Parishioners of Our Lady of Remedy Church in Kandivli want their dead to be left alone. On Monday, they staged a silent protest near the church against the Brihanmumbai Municipal Corporation's (BMC) plan to take over a portion of its cemetery to widen the adjacent SV Road.
Sizing it up: Lawrence Fernandes, deanery counsellor for Bombay Catholic Sabha, shows the spot till where the BMC plans to acquire the cemetery. Pics/Datta Kumbhar
The church is a 400-year-old Grade II heritage structure, has a cemetery on its premises. Grade II heritage structures are local landmarks, which contribute to the image and identity of the region.
The Poisar church, as it is more popularly known, is flanked by a market, with the Poisar bus depot bang opposite it.
Simmering since '13
The protest was the culmination of three years of tussle between the church and the BMC. The civic body had in 2013 issued a public notice, stating that the regular line of SV Road had been changed and that it planned to widen the road to its original width of 90 ft. The BMC also sought to improve and widen a neighboring road, leading to the subway, belonging to the development plan department. Altogether, the church, a chawl and the market were to be affected. The BMC asked people to respond to the notice. After the church made a representation before the officials concerned, the matter went into cold storage.
Putting up a fight: Parishioners of Our Lady of Remedy Church in Kandivli take out a silent protest against the BMC’s acquisition plan.

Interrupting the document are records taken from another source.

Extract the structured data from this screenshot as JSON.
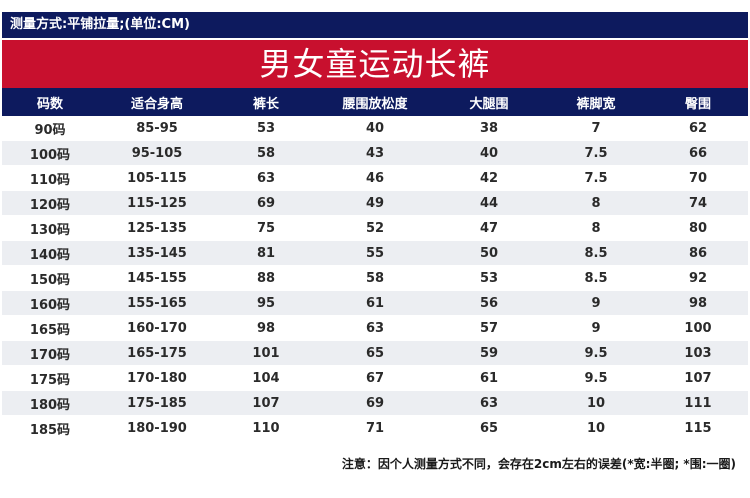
{
  "measure_method": "测量方式:平铺拉量;(单位:CM)",
  "title": "男女童运动长裤",
  "columns": [
    "码数",
    "适合身高",
    "裤长",
    "腰围放松度",
    "大腿围",
    "裤脚宽",
    "臀围"
  ],
  "rows": [
    [
      "90码",
      "85-95",
      "53",
      "40",
      "38",
      "7",
      "62"
    ],
    [
      "100码",
      "95-105",
      "58",
      "43",
      "40",
      "7.5",
      "66"
    ],
    [
      "110码",
      "105-115",
      "63",
      "46",
      "42",
      "7.5",
      "70"
    ],
    [
      "120码",
      "115-125",
      "69",
      "49",
      "44",
      "8",
      "74"
    ],
    [
      "130码",
      "125-135",
      "75",
      "52",
      "47",
      "8",
      "80"
    ],
    [
      "140码",
      "135-145",
      "81",
      "55",
      "50",
      "8.5",
      "86"
    ],
    [
      "150码",
      "145-155",
      "88",
      "58",
      "53",
      "8.5",
      "92"
    ],
    [
      "160码",
      "155-165",
      "95",
      "61",
      "56",
      "9",
      "98"
    ],
    [
      "165码",
      "160-170",
      "98",
      "63",
      "57",
      "9",
      "100"
    ],
    [
      "170码",
      "165-175",
      "101",
      "65",
      "59",
      "9.5",
      "103"
    ],
    [
      "175码",
      "170-180",
      "104",
      "67",
      "61",
      "9.5",
      "107"
    ],
    [
      "180码",
      "175-185",
      "107",
      "69",
      "63",
      "10",
      "111"
    ],
    [
      "185码",
      "180-190",
      "110",
      "71",
      "65",
      "10",
      "115"
    ]
  ],
  "note": "注意：因个人测量方式不同，会存在2cm左右的误差(*宽:半圈; *围:一圈)",
  "colors": {
    "navy": "#0d1a5e",
    "red": "#c8102e",
    "row_alt": "#eceef2"
  }
}
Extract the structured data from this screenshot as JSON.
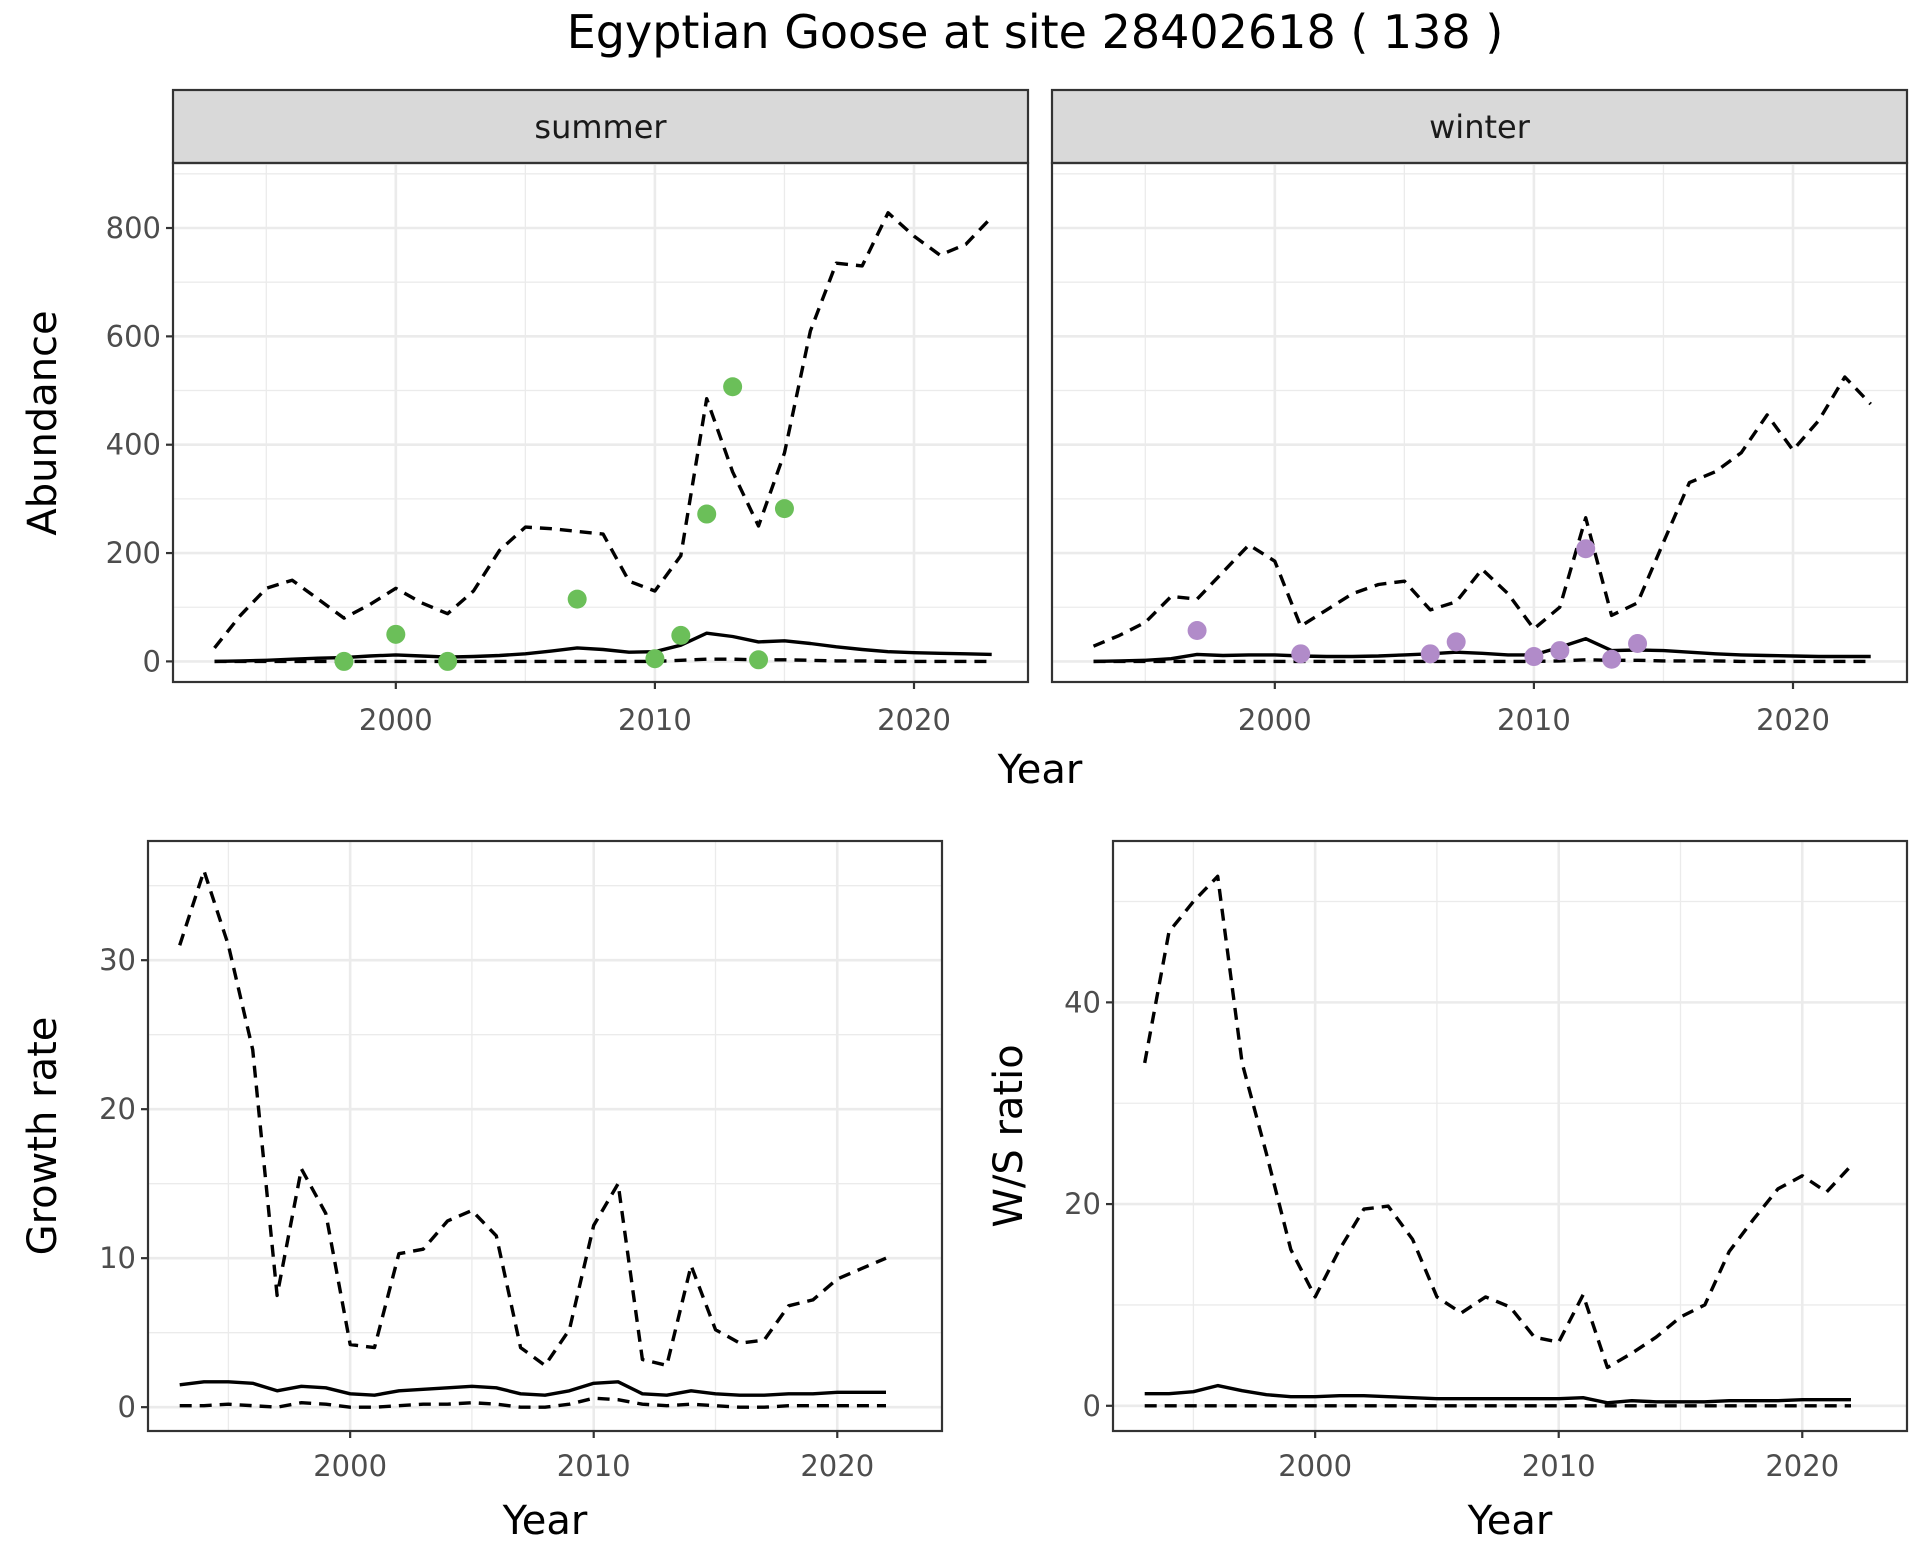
{
  "title": "Egyptian Goose at site 28402618 ( 138 )",
  "colors": {
    "summer_points": "#6BBF59",
    "winter_points": "#B18BC9",
    "lines": "#000000"
  },
  "chart_data": [
    {
      "id": "abundance",
      "type": "line",
      "facet_labels": [
        "summer",
        "winter"
      ],
      "xlabel": "Year",
      "ylabel": "Abundance",
      "xlim": [
        1991.4,
        2024.4
      ],
      "ylim": [
        -38,
        920
      ],
      "x_ticks": [
        2000,
        2010,
        2020
      ],
      "y_ticks": [
        0,
        200,
        400,
        600,
        800
      ],
      "grid": true,
      "facets": [
        {
          "strip": "summer",
          "points": {
            "x": [
              1998,
              2000,
              2002,
              2007,
              2010,
              2011,
              2012,
              2013,
              2014,
              2015
            ],
            "y": [
              0,
              50,
              0,
              115,
              5,
              48,
              272,
              507,
              3,
              282
            ]
          },
          "series": [
            {
              "style": "solid",
              "x": [
                1993,
                1994,
                1995,
                1996,
                1997,
                1998,
                1999,
                2000,
                2001,
                2002,
                2003,
                2004,
                2005,
                2006,
                2007,
                2008,
                2009,
                2010,
                2011,
                2012,
                2013,
                2014,
                2015,
                2016,
                2017,
                2018,
                2019,
                2020,
                2021,
                2022,
                2023
              ],
              "y": [
                0,
                1,
                2,
                4,
                6,
                7,
                10,
                12,
                10,
                8,
                9,
                11,
                14,
                19,
                25,
                22,
                17,
                18,
                30,
                52,
                46,
                36,
                38,
                33,
                27,
                22,
                18,
                16,
                15,
                14,
                13
              ]
            },
            {
              "style": "dashed",
              "x": [
                1993,
                1994,
                1995,
                1996,
                1997,
                1998,
                1999,
                2000,
                2001,
                2002,
                2003,
                2004,
                2005,
                2006,
                2007,
                2008,
                2009,
                2010,
                2011,
                2012,
                2013,
                2014,
                2015,
                2016,
                2017,
                2018,
                2019,
                2020,
                2021,
                2022,
                2023
              ],
              "y": [
                25,
                85,
                135,
                150,
                115,
                80,
                105,
                135,
                108,
                88,
                130,
                205,
                248,
                245,
                240,
                235,
                148,
                130,
                195,
                485,
                350,
                250,
                385,
                610,
                735,
                730,
                828,
                785,
                750,
                770,
                820
              ]
            },
            {
              "style": "dashed",
              "x": [
                1993,
                1994,
                1995,
                1996,
                1997,
                1998,
                1999,
                2000,
                2001,
                2002,
                2003,
                2004,
                2005,
                2006,
                2007,
                2008,
                2009,
                2010,
                2011,
                2012,
                2013,
                2014,
                2015,
                2016,
                2017,
                2018,
                2019,
                2020,
                2021,
                2022,
                2023
              ],
              "y": [
                0,
                0,
                0,
                0,
                0,
                0,
                0,
                0,
                0,
                0,
                0,
                0,
                0,
                0,
                0,
                0,
                0,
                0,
                2,
                4,
                4,
                3,
                3,
                2,
                1,
                1,
                0,
                0,
                0,
                0,
                0
              ]
            }
          ]
        },
        {
          "strip": "winter",
          "points": {
            "x": [
              1997,
              2001,
              2006,
              2007,
              2010,
              2011,
              2012,
              2013,
              2014
            ],
            "y": [
              57,
              14,
              14,
              36,
              9,
              20,
              208,
              4,
              33
            ]
          },
          "series": [
            {
              "style": "solid",
              "x": [
                1993,
                1994,
                1995,
                1996,
                1997,
                1998,
                1999,
                2000,
                2001,
                2002,
                2003,
                2004,
                2005,
                2006,
                2007,
                2008,
                2009,
                2010,
                2011,
                2012,
                2013,
                2014,
                2015,
                2016,
                2017,
                2018,
                2019,
                2020,
                2021,
                2022,
                2023
              ],
              "y": [
                0,
                1,
                2,
                5,
                13,
                11,
                12,
                12,
                10,
                9,
                9,
                10,
                12,
                14,
                17,
                15,
                12,
                12,
                26,
                42,
                20,
                21,
                20,
                17,
                14,
                12,
                11,
                10,
                9,
                9,
                9
              ]
            },
            {
              "style": "dashed",
              "x": [
                1993,
                1994,
                1995,
                1996,
                1997,
                1998,
                1999,
                2000,
                2001,
                2002,
                2003,
                2004,
                2005,
                2006,
                2007,
                2008,
                2009,
                2010,
                2011,
                2012,
                2013,
                2014,
                2015,
                2016,
                2017,
                2018,
                2019,
                2020,
                2021,
                2022,
                2023
              ],
              "y": [
                28,
                48,
                72,
                120,
                115,
                165,
                215,
                185,
                65,
                95,
                125,
                142,
                148,
                95,
                110,
                170,
                125,
                60,
                100,
                265,
                85,
                108,
                220,
                330,
                350,
                385,
                455,
                390,
                445,
                525,
                475
              ]
            },
            {
              "style": "dashed",
              "x": [
                1993,
                1994,
                1995,
                1996,
                1997,
                1998,
                1999,
                2000,
                2001,
                2002,
                2003,
                2004,
                2005,
                2006,
                2007,
                2008,
                2009,
                2010,
                2011,
                2012,
                2013,
                2014,
                2015,
                2016,
                2017,
                2018,
                2019,
                2020,
                2021,
                2022,
                2023
              ],
              "y": [
                0,
                0,
                0,
                0,
                0,
                0,
                0,
                0,
                0,
                0,
                0,
                0,
                0,
                0,
                0,
                0,
                0,
                0,
                1,
                3,
                2,
                2,
                1,
                1,
                1,
                0,
                0,
                0,
                0,
                0,
                0
              ]
            }
          ]
        }
      ]
    },
    {
      "id": "growth",
      "type": "line",
      "xlabel": "Year",
      "ylabel": "Growth rate",
      "xlim": [
        1991.7,
        2024.3
      ],
      "ylim": [
        -1.6,
        38.0
      ],
      "x_ticks": [
        2000,
        2010,
        2020
      ],
      "y_ticks": [
        0,
        10,
        20,
        30
      ],
      "grid": true,
      "series": [
        {
          "style": "solid",
          "x": [
            1993,
            1994,
            1995,
            1996,
            1997,
            1998,
            1999,
            2000,
            2001,
            2002,
            2003,
            2004,
            2005,
            2006,
            2007,
            2008,
            2009,
            2010,
            2011,
            2012,
            2013,
            2014,
            2015,
            2016,
            2017,
            2018,
            2019,
            2020,
            2021,
            2022
          ],
          "y": [
            1.5,
            1.7,
            1.7,
            1.6,
            1.1,
            1.4,
            1.3,
            0.9,
            0.8,
            1.1,
            1.2,
            1.3,
            1.4,
            1.3,
            0.9,
            0.8,
            1.1,
            1.6,
            1.7,
            0.9,
            0.8,
            1.1,
            0.9,
            0.8,
            0.8,
            0.9,
            0.9,
            1.0,
            1.0,
            1.0
          ]
        },
        {
          "style": "dashed",
          "x": [
            1993,
            1994,
            1995,
            1996,
            1997,
            1998,
            1999,
            2000,
            2001,
            2002,
            2003,
            2004,
            2005,
            2006,
            2007,
            2008,
            2009,
            2010,
            2011,
            2012,
            2013,
            2014,
            2015,
            2016,
            2017,
            2018,
            2019,
            2020,
            2021,
            2022
          ],
          "y": [
            31,
            36,
            31,
            24,
            7.5,
            16,
            13,
            4.2,
            4,
            10.3,
            10.6,
            12.5,
            13.2,
            11.5,
            4,
            2.8,
            5.2,
            12.2,
            15,
            3.2,
            2.8,
            9.5,
            5.2,
            4.3,
            4.5,
            6.8,
            7.2,
            8.6,
            9.3,
            10
          ]
        },
        {
          "style": "dashed",
          "x": [
            1993,
            1994,
            1995,
            1996,
            1997,
            1998,
            1999,
            2000,
            2001,
            2002,
            2003,
            2004,
            2005,
            2006,
            2007,
            2008,
            2009,
            2010,
            2011,
            2012,
            2013,
            2014,
            2015,
            2016,
            2017,
            2018,
            2019,
            2020,
            2021,
            2022
          ],
          "y": [
            0.1,
            0.1,
            0.2,
            0.1,
            0,
            0.3,
            0.2,
            0,
            0,
            0.1,
            0.2,
            0.2,
            0.3,
            0.2,
            0,
            0,
            0.2,
            0.6,
            0.5,
            0.2,
            0.1,
            0.2,
            0.1,
            0,
            0,
            0.1,
            0.1,
            0.1,
            0.1,
            0.1
          ]
        }
      ]
    },
    {
      "id": "ws_ratio",
      "type": "line",
      "xlabel": "Year",
      "ylabel": "W/S ratio",
      "xlim": [
        1991.7,
        2024.3
      ],
      "ylim": [
        -2.5,
        56.0
      ],
      "x_ticks": [
        2000,
        2010,
        2020
      ],
      "y_ticks": [
        0,
        20,
        40
      ],
      "grid": true,
      "series": [
        {
          "style": "solid",
          "x": [
            1993,
            1994,
            1995,
            1996,
            1997,
            1998,
            1999,
            2000,
            2001,
            2002,
            2003,
            2004,
            2005,
            2006,
            2007,
            2008,
            2009,
            2010,
            2011,
            2012,
            2013,
            2014,
            2015,
            2016,
            2017,
            2018,
            2019,
            2020,
            2021,
            2022
          ],
          "y": [
            1.2,
            1.2,
            1.4,
            2,
            1.5,
            1.1,
            0.9,
            0.9,
            1,
            1,
            0.9,
            0.8,
            0.7,
            0.7,
            0.7,
            0.7,
            0.7,
            0.7,
            0.8,
            0.3,
            0.5,
            0.4,
            0.4,
            0.4,
            0.5,
            0.5,
            0.5,
            0.6,
            0.6,
            0.6
          ]
        },
        {
          "style": "dashed",
          "x": [
            1993,
            1994,
            1995,
            1996,
            1997,
            1998,
            1999,
            2000,
            2001,
            2002,
            2003,
            2004,
            2005,
            2006,
            2007,
            2008,
            2009,
            2010,
            2011,
            2012,
            2013,
            2014,
            2015,
            2016,
            2017,
            2018,
            2019,
            2020,
            2021,
            2022
          ],
          "y": [
            34,
            47,
            50,
            52.5,
            34,
            25,
            15.5,
            10.8,
            15.5,
            19.5,
            19.8,
            16.5,
            10.8,
            9.2,
            10.8,
            9.8,
            6.8,
            6.3,
            11,
            3.8,
            5.2,
            6.8,
            8.8,
            10,
            15.3,
            18.5,
            21.5,
            22.8,
            21.2,
            23.8
          ]
        },
        {
          "style": "dashed",
          "x": [
            1993,
            1994,
            1995,
            1996,
            1997,
            1998,
            1999,
            2000,
            2001,
            2002,
            2003,
            2004,
            2005,
            2006,
            2007,
            2008,
            2009,
            2010,
            2011,
            2012,
            2013,
            2014,
            2015,
            2016,
            2017,
            2018,
            2019,
            2020,
            2021,
            2022
          ],
          "y": [
            0,
            0,
            0,
            0,
            0,
            0,
            0,
            0,
            0,
            0,
            0,
            0,
            0,
            0,
            0,
            0,
            0,
            0,
            0,
            0,
            0,
            0,
            0,
            0,
            0,
            0,
            0,
            0,
            0,
            0
          ]
        }
      ]
    }
  ]
}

The BMC picked up the issue again in February this year. It issued a notice to the church, along with other structures due to be affected by the road widening, under Section 299 (acquisition of open land or of land occupied by platforms within the regular line of a street) of the Mumbai Municipal Corporation (MMC) Act. The notice, signed by Deputy Municipal Commissioner Ashok Khaire, states that a portion of the church — roughly 7 metres into its cemetery — is required for the widening work. Church trustees then wrote to the BMC on the issue, but when nothing worked, they carried out a silent protest.
"The reservation and the ensuing public notice itself is illegal," alleged Alfie Quinny, a trustee. "The regular line was changed in the BMC plans in May 2013, but the public notice was issued in July. They had decided to extend the regular line beforehand."
Fr Jon D'Souza, parish priest and trustee, demanded that the BMC ask other properties to give up their land, too. "The church has given away land for public use from time to time. If they want to widen this road, they should do so from both sides," he said.
Lawrence Fernandes, deanery counsellor for Bombay Catholic Sabha, said BMC's plan has hit a raw nerve. "The cemetery has the graves of our ancestors. It is a matter of religious sentiments. Besides, we have a cross here that will have to be moved. We plan to knock on court's doors."
Deputy Municipal Commissioner Ashok Khaire said the regular line was decided by the traffic and development plan departments, taking into account the traffic in the area. "The acquisition is for the widening of an important road. The MMC Act stipulates that the BMC can go ahead with the acquisition. As per the rules, the property owner will be given development rights in return." Khaire said the heritage committee has granted permission to move the cross. He said other properties, too, will be subjected to a similar acquisition process. Around 12 stalls in the market have been removed already. Officials undertook a demolition drive in the neighbouring chawl last Wednesday.